Noch soll aber Tönnies zum Beispiel rund die Hälfte seiner Mitarbeiter im Werkvertrag beschäftigen. Das Unternehmen selbst sieht derweil keinen Zusammenhang zwischen der Art der Beschäftigung und dem Virusausbruch. Schließlich hätten sich sowohl die eigenen wie die externen Angestellten angesteckt, heißt es.
Die weit verbreitete Kritik, wonach sich ausländische Mitarbeiter leicht gegenseitig ansteckten, weil sie sich in Gemeinschaftsunterkünften ein Zimmer oder eine Wohnung teilen müssten, hält Sprecher Vielstädte ebenfalls für überzogen: „Angesichts der Dimension mit über 400 Positiven kann die Ausbreitung nicht allein an den Unterkünften liegen.“
Ein anderer Grund könne die niedrige Temperatur im Schlachthof sein. „Es wächst die Erkenntnis, dass sich das Virus gerade in gekühlten Räumen von einer Person auf die andere überträgt“, sagt Qualitätsmanager Schulze Althoff.
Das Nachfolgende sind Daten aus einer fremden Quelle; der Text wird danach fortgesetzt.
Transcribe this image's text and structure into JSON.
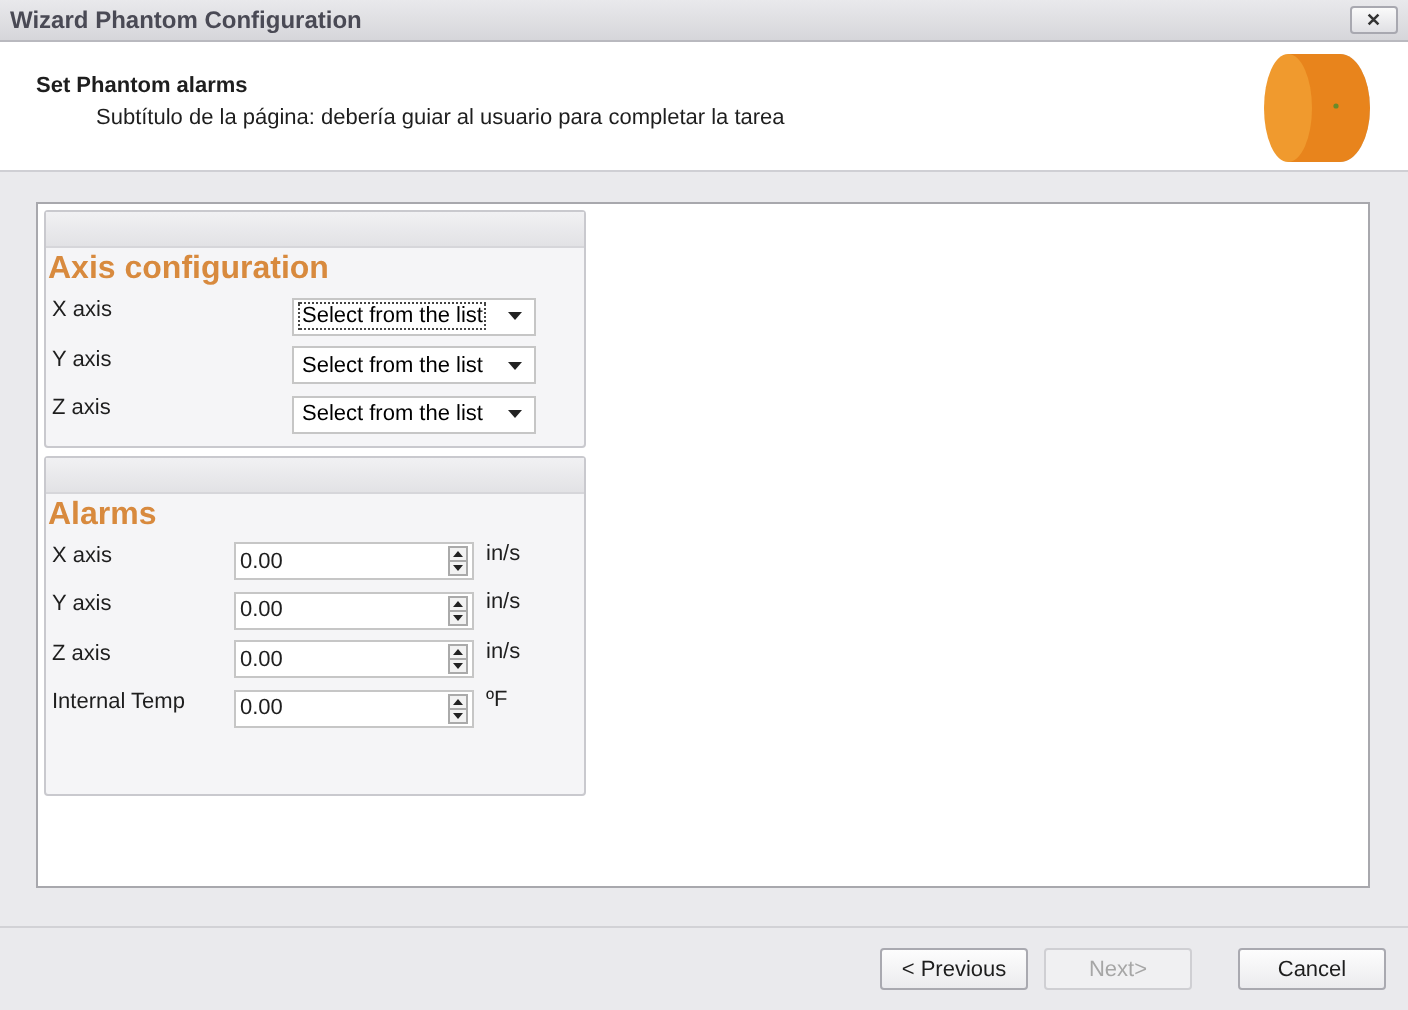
{
  "window": {
    "title": "Wizard Phantom Configuration",
    "close": "✕"
  },
  "header": {
    "title": "Set Phantom alarms",
    "subtitle": "Subtítulo de la página: debería guiar al usuario para completar la tarea"
  },
  "groups": [
    {
      "title": "Axis configuration",
      "kind": "combos",
      "rows": [
        {
          "label": "X axis",
          "value": "Select from the list",
          "focused": true
        },
        {
          "label": "Y axis",
          "value": "Select from the list",
          "focused": false
        },
        {
          "label": "Z axis",
          "value": "Select from the list",
          "focused": false
        }
      ]
    },
    {
      "title": "Alarms",
      "kind": "spins",
      "rows": [
        {
          "label": "X axis",
          "value": "0.00",
          "unit": "in/s"
        },
        {
          "label": "Y axis",
          "value": "0.00",
          "unit": "in/s"
        },
        {
          "label": "Z axis",
          "value": "0.00",
          "unit": "in/s"
        },
        {
          "label": "Internal Temp",
          "value": "0.00",
          "unit": "ºF"
        }
      ]
    }
  ],
  "buttons": [
    {
      "label": "< Previous",
      "disabled": false
    },
    {
      "label": "Next>",
      "disabled": true
    },
    {
      "label": "Cancel",
      "disabled": false
    }
  ]
}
Wie lange der Betrieb nun geschlossen bleibt, ließ der Kreis Gütersloh am Mittwoch zunächst offen. Folgen hat das sowohl für Landwirte wie für Verbraucher. Bauern etwa sind darauf angewiesen, dass die Schlachtbetriebe die Tiere zu einem bestimmten Zeitpunkt abnehmen: Sie dürfen nicht zu leicht und nicht zu schwer sein.
Und aufgrund der Marktmacht von Tönnies könnten sich auch die Regale im Supermarkt lichten. „Rund 20 Prozent der Produkte könnten auf dem deutschen Markt fehlen“, meint Sven Georg Adenauer, Landrat im Kreis Gütersloh.